My installer ran 10ga stranded wire in my boat thinking that was the problem. The problem continued after installing the heavier wire. I will check the voltage displayed on the units and see what it’s reading.
Have you had the battery load tested? A battery with a failing cell will "seem" to have good voltage, but falter rapidly as a load is applied. You never did say if you had any issue with your original unit before adding the second unit. My bet is still on a common fault for both units' misbehavior. You can use a TM battery to test the idea - just move the + and - for the dedicated electronics power to a TM battery. If you borrow a TM battery to test with, remove it's other connections first. Usually not an issue, but if you have a TM with a Ground isolation fuse in the head unit I wouldn't want to make you blow that from connecting something else to that power system.

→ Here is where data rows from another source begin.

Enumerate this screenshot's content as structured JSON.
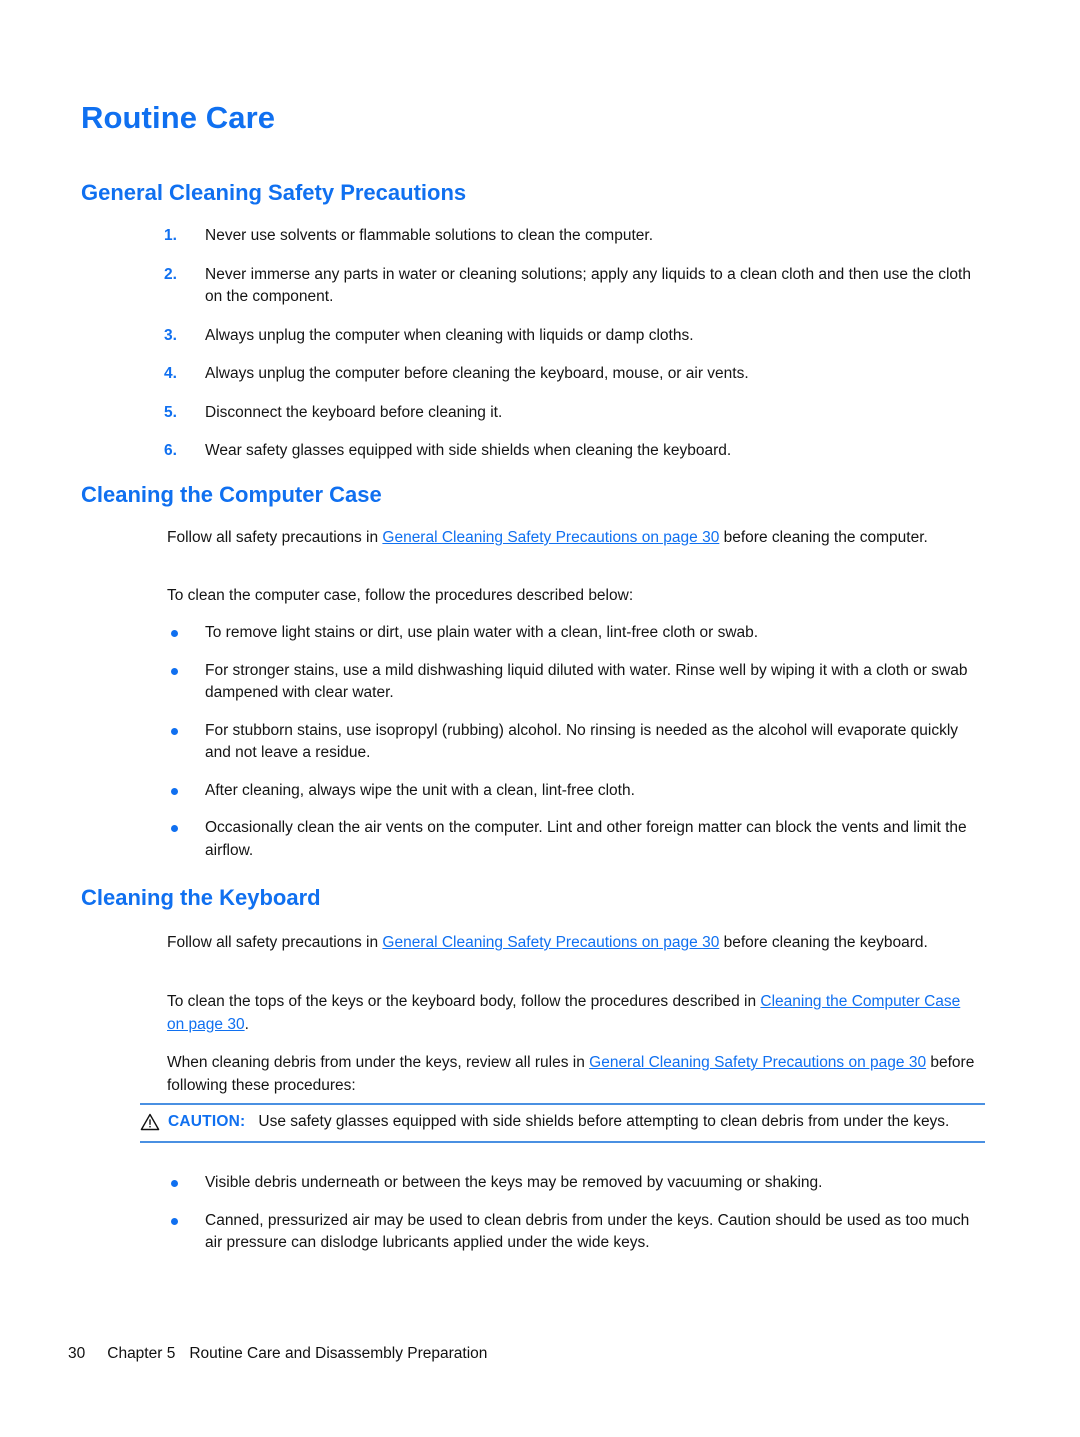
{
  "page": {
    "title": "Routine Care",
    "page_number": "30"
  },
  "sections": {
    "general": {
      "heading": "General Cleaning Safety Precautions",
      "items": [
        {
          "marker": "1.",
          "text": "Never use solvents or flammable solutions to clean the computer."
        },
        {
          "marker": "2.",
          "text": "Never immerse any parts in water or cleaning solutions; apply any liquids to a clean cloth and then use the cloth on the component."
        },
        {
          "marker": "3.",
          "text": "Always unplug the computer when cleaning with liquids or damp cloths."
        },
        {
          "marker": "4.",
          "text": "Always unplug the computer before cleaning the keyboard, mouse, or air vents."
        },
        {
          "marker": "5.",
          "text": "Disconnect the keyboard before cleaning it."
        },
        {
          "marker": "6.",
          "text": "Wear safety glasses equipped with side shields when cleaning the keyboard."
        }
      ]
    },
    "computer_case": {
      "heading": "Cleaning the Computer Case",
      "para1_before": "Follow all safety precautions in ",
      "para1_link": "General Cleaning Safety Precautions on page 30",
      "para1_after": " before cleaning the computer.",
      "para2": "To clean the computer case, follow the procedures described below:",
      "bullets": [
        "To remove light stains or dirt, use plain water with a clean, lint-free cloth or swab.",
        "For stronger stains, use a mild dishwashing liquid diluted with water. Rinse well by wiping it with a cloth or swab dampened with clear water.",
        "For stubborn stains, use isopropyl (rubbing) alcohol. No rinsing is needed as the alcohol will evaporate quickly and not leave a residue.",
        "After cleaning, always wipe the unit with a clean, lint-free cloth.",
        "Occasionally clean the air vents on the computer. Lint and other foreign matter can block the vents and limit the airflow."
      ]
    },
    "keyboard": {
      "heading": "Cleaning the Keyboard",
      "para1_before": "Follow all safety precautions in ",
      "para1_link": "General Cleaning Safety Precautions on page 30",
      "para1_after": " before cleaning the keyboard.",
      "para2_before": "To clean the tops of the keys or the keyboard body, follow the procedures described in ",
      "para2_link": "Cleaning the Computer Case on page 30",
      "para2_after": ".",
      "para3_before": "When cleaning debris from under the keys, review all rules in ",
      "para3_link": "General Cleaning Safety Precautions on page 30",
      "para3_after": " before following these procedures:",
      "caution": {
        "label": "CAUTION:",
        "text": "Use safety glasses equipped with side shields before attempting to clean debris from under the keys."
      },
      "bullets": [
        "Visible debris underneath or between the keys may be removed by vacuuming or shaking.",
        "Canned, pressurized air may be used to clean debris from under the keys. Caution should be used as too much air pressure can dislodge lubricants applied under the wide keys."
      ]
    }
  },
  "footer": {
    "page_number": "30",
    "chapter": "Chapter 5",
    "chapter_title": "Routine Care and Disassembly Preparation"
  },
  "colors": {
    "heading_blue": "#1070f0",
    "link_blue": "#1070f0",
    "rule_blue": "#4a90e2",
    "body_black": "#141414"
  }
}
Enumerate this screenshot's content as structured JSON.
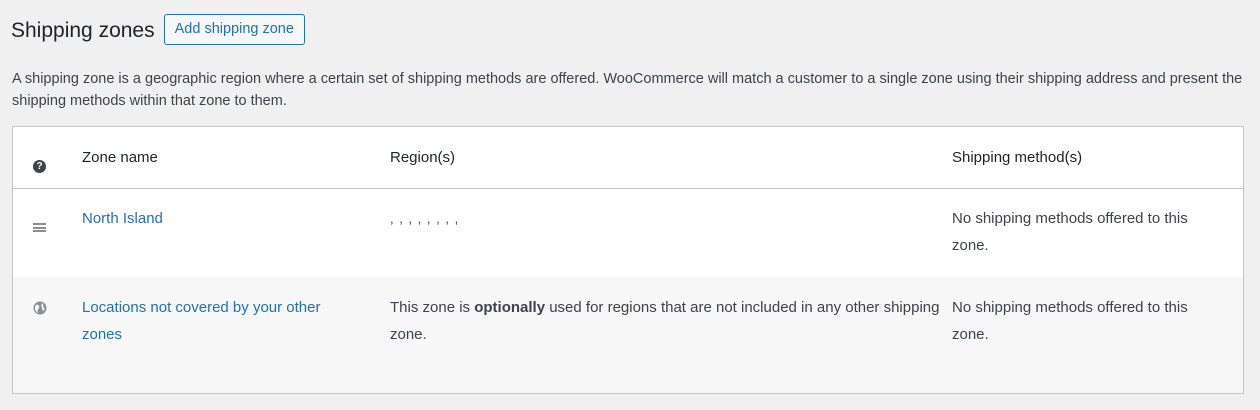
{
  "header": {
    "title": "Shipping zones",
    "add_button": "Add shipping zone"
  },
  "description": "A shipping zone is a geographic region where a certain set of shipping methods are offered. WooCommerce will match a customer to a single zone using their shipping address and present the shipping methods within that zone to them.",
  "table": {
    "columns": {
      "icon": "?",
      "name": "Zone name",
      "regions": "Region(s)",
      "methods": "Shipping method(s)"
    },
    "rows": [
      {
        "name": "North Island",
        "regions": ", , , , , , , ,",
        "methods": "No shipping methods offered to this zone.",
        "icon": "drag-handle-icon"
      },
      {
        "name": "Locations not covered by your other zones",
        "regions_pre": "This zone is ",
        "regions_bold": "optionally",
        "regions_post": " used for regions that are not included in any other shipping zone.",
        "methods": "No shipping methods offered to this zone.",
        "icon": "globe-icon"
      }
    ]
  },
  "colors": {
    "link": "#2271b1",
    "background": "#f0f0f1",
    "border": "#c3c4c7"
  }
}
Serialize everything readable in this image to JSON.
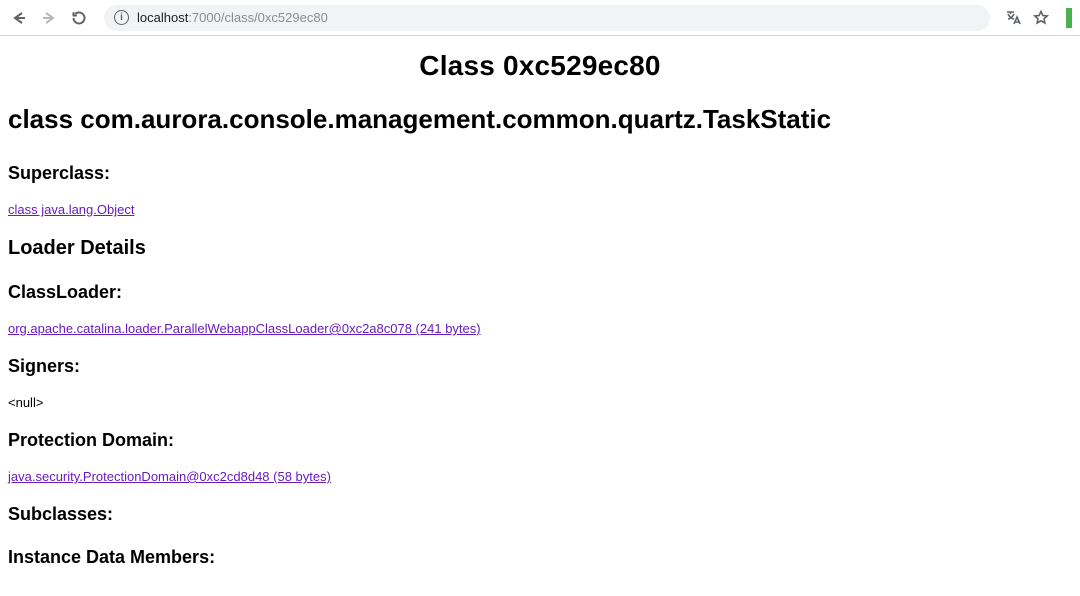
{
  "browser": {
    "url_host": "localhost",
    "url_port_path": ":7000/class/0xc529ec80"
  },
  "page": {
    "title": "Class 0xc529ec80",
    "class_heading": "class com.aurora.console.management.common.quartz.TaskStatic",
    "superclass": {
      "label": "Superclass:",
      "link_text": "class java.lang.Object"
    },
    "loader_details": {
      "heading": "Loader Details",
      "classloader_label": "ClassLoader:",
      "classloader_link": "org.apache.catalina.loader.ParallelWebappClassLoader@0xc2a8c078 (241 bytes)",
      "signers_label": "Signers:",
      "signers_value": "<null>",
      "protection_domain_label": "Protection Domain:",
      "protection_domain_link": "java.security.ProtectionDomain@0xc2cd8d48 (58 bytes)"
    },
    "subclasses_heading": "Subclasses:",
    "instance_members_heading": "Instance Data Members:"
  }
}
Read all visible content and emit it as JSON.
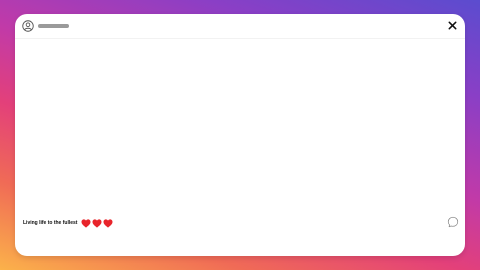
{
  "post": {
    "caption": "Living  life to the fullest",
    "reactions": [
      "heart-icon",
      "heart-icon",
      "heart-icon"
    ]
  },
  "colors": {
    "heart": "#e8242b",
    "username_placeholder": "#9a9a9a",
    "icon_stroke": "#555555",
    "gradient": [
      "#5b4ccf",
      "#c13aa8",
      "#e3407a",
      "#fbb24a"
    ]
  },
  "icons": {
    "avatar": "user-circle-icon",
    "close": "close-icon",
    "comment": "comment-bubble-icon"
  }
}
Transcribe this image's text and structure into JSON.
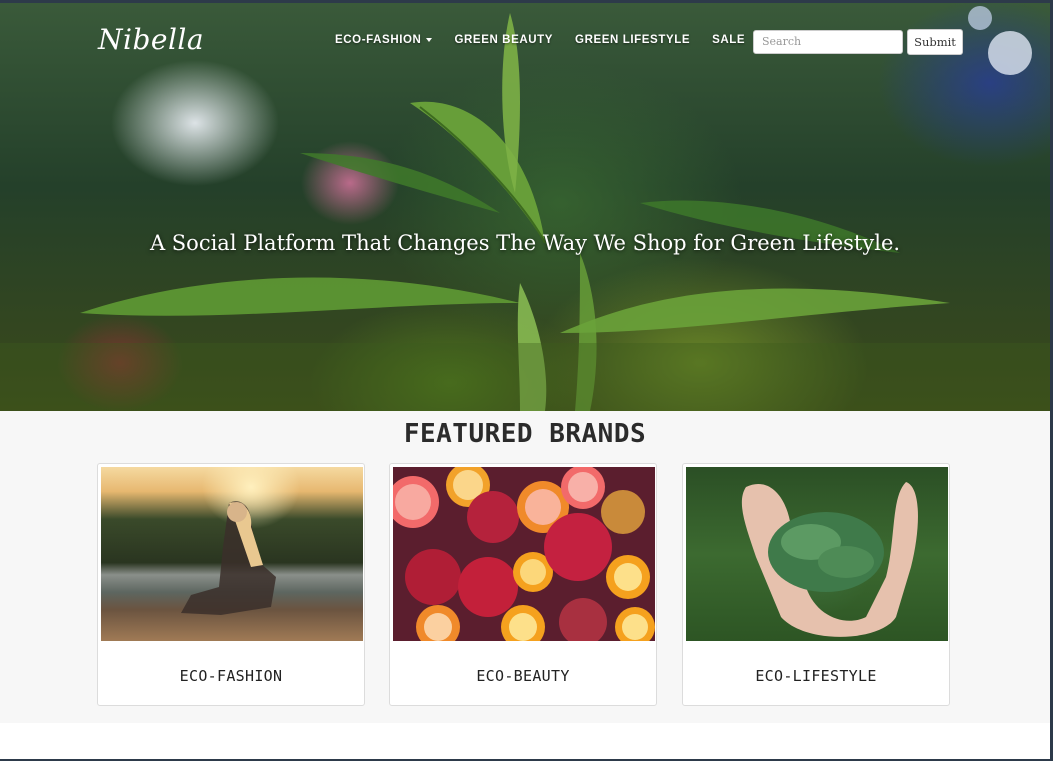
{
  "brand": {
    "logo": "Nibella"
  },
  "nav": {
    "items": [
      {
        "label": "ECO-FASHION",
        "has_dropdown": true
      },
      {
        "label": "GREEN BEAUTY",
        "has_dropdown": false
      },
      {
        "label": "GREEN LIFESTYLE",
        "has_dropdown": false
      },
      {
        "label": "SALE",
        "has_dropdown": false
      }
    ]
  },
  "search": {
    "placeholder": "Search",
    "value": "",
    "submit_label": "Submit"
  },
  "hero": {
    "tagline": "A Social Platform That Changes The Way We Shop for Green Lifestyle.",
    "image": "forest-plant-moss-photo"
  },
  "featured": {
    "title": "FEATURED BRANDS",
    "cards": [
      {
        "label": "ECO-FASHION",
        "image": "woman-sunset-lake-photo"
      },
      {
        "label": "ECO-BEAUTY",
        "image": "citrus-pomegranate-fruits-photo"
      },
      {
        "label": "ECO-LIFESTYLE",
        "image": "hands-holding-pine-sprigs-photo"
      }
    ]
  },
  "colors": {
    "hero_text": "#ffffff",
    "section_bg": "#f7f7f7",
    "card_border": "#dcdcdc",
    "frame": "#2d3a4a"
  }
}
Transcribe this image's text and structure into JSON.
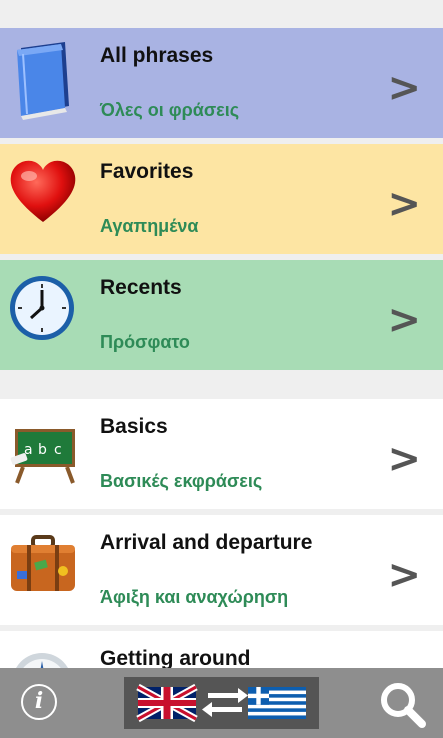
{
  "list": {
    "items": [
      {
        "title": "All phrases",
        "subtitle": "Όλες οι φράσεις",
        "chevron": ">",
        "icon": "book-icon",
        "bg": "#a9b3e3"
      },
      {
        "title": "Favorites",
        "subtitle": "Αγαπημένα",
        "chevron": ">",
        "icon": "heart-icon",
        "bg": "#fde5a3"
      },
      {
        "title": "Recents",
        "subtitle": "Πρόσφατο",
        "chevron": ">",
        "icon": "clock-icon",
        "bg": "#a8dcb5"
      },
      {
        "title": "Basics",
        "subtitle": "Βασικές εκφράσεις",
        "chevron": ">",
        "icon": "chalkboard-icon",
        "bg": "#ffffff"
      },
      {
        "title": "Arrival and departure",
        "subtitle": "Άφιξη και αναχώρηση",
        "chevron": ">",
        "icon": "suitcase-icon",
        "bg": "#ffffff"
      },
      {
        "title": "Getting around",
        "subtitle": "",
        "chevron": ">",
        "icon": "compass-icon",
        "bg": "#ffffff"
      }
    ]
  },
  "bottom_bar": {
    "info_label": "i",
    "info_icon": "info-icon",
    "language_switch_icon": "language-switch-icon",
    "search_icon": "search-icon",
    "colors": {
      "bar": "#8e8e8e",
      "switch_bg": "#555555",
      "subtitle_green": "#2e8b57"
    }
  }
}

Never had a problem until the additional unit was added. As a matter of fact, if I turn the new unit off the other two (the original units) work flawlessly.
Never had a problem until the additional unit was added. As a matter of fact, if I turn the new unit off the other two (the original units) work flawlessly.
Disconnect the Ethernet bus connections and boot all 3 up again to see how they act. Have you checked the software version level. It's best to have all units of the same model run the same software version. Companies don't test units in a mixed revision configuration, typically.
Do you have a unit 3 your imply at the bow, or did you replace one at the console. (I'm trying to understand the "original units" comment? When you have the issue, are you just powering two, or all 3? If all 3, the battery load question is still hanging.
If you have an "installer" maybe your or he knows someone with a Carbon 12 or Live 12 that could be used as the "new unit" in a boot up test? This way, you'd get the same system load, but remove that added Carbon to get it.
Could be the Ethernet cable, my cable is wonky and I have to leave it unplugged or it’ll make my graphs do all kinds of odd stuff. I’ll plug it in every now and then for it to add/delete waypoints. Guess I could swap it, but mines a pain to get to.
Could be the Ethernet cable, my cable is wonky and I have to leave it unplugged or it’ll make my graphs do all kinds of odd stuff. I’ll plug it in every now and then for it to add/delete waypoints. Guess I could swap it, but mines a pain to get to.
Agree. An unreliable cable could prompt unpredictable issues. I had suggested he disconnect all units from the network and power them up again.